Издав громкий вздох, скорее театральный, чем откровенный, Якт протопал по ковру коридора. Через мгновение раздался громкий удар и крик боли. Понятное дело, это было шуткой; в первый же день полета Якт случайно зацепился головой о металлическую фрамугу, но после того все подобные столкновения были уже умышленными, ради смеха. Естественно, никто вслух не хохотал – семейная традиция требовала серьезности, когда Якт брался за свои штучки – но он был не из тех людей, которые нуждаются в подкреплении. Он сам был своей наилучшей публикой. Если человек не может сам справляться со своими проблемами, то никогда не сможет стать ни моряком, ни командиром. Согласно тому, что знала Валентина, она и дети были единственными, которые по‑настоящему были нужны ее мужу. И он сознательно пошел на согласие с этим фактом.

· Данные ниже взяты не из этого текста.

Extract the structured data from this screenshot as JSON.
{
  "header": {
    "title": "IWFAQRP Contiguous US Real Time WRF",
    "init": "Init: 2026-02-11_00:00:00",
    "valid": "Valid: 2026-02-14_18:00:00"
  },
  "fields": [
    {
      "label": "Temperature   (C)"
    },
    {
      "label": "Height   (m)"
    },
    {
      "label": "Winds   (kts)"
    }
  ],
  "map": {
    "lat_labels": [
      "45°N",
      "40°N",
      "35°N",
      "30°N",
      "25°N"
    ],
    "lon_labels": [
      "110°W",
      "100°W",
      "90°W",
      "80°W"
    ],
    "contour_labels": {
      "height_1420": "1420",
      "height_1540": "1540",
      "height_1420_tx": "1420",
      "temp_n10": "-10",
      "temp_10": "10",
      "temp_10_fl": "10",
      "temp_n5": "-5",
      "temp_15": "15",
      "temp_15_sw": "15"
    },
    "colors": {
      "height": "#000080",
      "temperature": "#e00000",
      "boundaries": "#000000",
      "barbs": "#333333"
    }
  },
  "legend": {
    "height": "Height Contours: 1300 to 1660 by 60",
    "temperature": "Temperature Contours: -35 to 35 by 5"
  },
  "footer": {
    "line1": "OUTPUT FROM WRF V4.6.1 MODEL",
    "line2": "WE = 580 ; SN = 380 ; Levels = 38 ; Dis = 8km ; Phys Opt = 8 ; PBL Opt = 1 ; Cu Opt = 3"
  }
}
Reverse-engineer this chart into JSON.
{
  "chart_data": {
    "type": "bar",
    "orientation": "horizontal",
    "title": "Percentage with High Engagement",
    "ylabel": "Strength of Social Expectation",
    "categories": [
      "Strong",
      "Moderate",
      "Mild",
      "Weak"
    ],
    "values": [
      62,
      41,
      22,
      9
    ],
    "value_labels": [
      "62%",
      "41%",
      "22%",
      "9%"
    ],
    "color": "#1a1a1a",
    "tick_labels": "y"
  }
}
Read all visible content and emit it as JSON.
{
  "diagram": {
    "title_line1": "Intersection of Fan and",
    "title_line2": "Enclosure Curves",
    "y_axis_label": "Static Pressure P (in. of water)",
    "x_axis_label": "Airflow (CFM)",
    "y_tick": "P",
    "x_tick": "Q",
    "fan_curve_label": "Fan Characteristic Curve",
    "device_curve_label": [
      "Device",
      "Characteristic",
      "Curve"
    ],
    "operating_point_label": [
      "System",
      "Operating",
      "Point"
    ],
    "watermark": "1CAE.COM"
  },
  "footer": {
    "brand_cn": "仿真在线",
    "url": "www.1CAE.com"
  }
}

Но все же, он не нуждался в них в такой уж степени, чтобы бросить жизнь мореплавателя и рыбака, чтобы не бросать дом на целые дни, частенько – недели, а то и на целые месяцы. Поначалу Валентина выходила в море вместе с ним; в то время им настолько не хватало друг друга, что никак не могли успокоиться. Через несколько лет желание сменилось терпением и доверием. Когда Якт выходил в море, она проводила свои исследования и писала свои книги, когда же он возвращался, тогда все свое внимание она посвящала мужу и детям.
Дети жаловались:
– Вот если бы папа уже вернулся… Тогда мама наконец‑то выйдет из своей комнаты и поговорит с нами.
Я не была хорошей матерью, подумала Валентина. Какое счастье еще, что дети удались.
Строчки статьи все так же светились над терминалом. Оставалось сделать лишь одно: Валентина отцентрировала курсор внизу и впечатала имя, под которым публиковала все свои произведения.
ДЕМОСФЕН Этим именем прозвал ее старший брат, Питер, когда они были еще детьми – пятьдесят… нет, три тысячи лет назад.
Само воспоминание о Питере до сих пор было способно заставить ее волноваться, залить волнами жара и холода. Питер, жестокий и нерассуждающий, разум которого был настолько утонченным и опасным, что мальчишка управлял сестрой уже в два года, а всем миром, когда достиг совершеннолетия.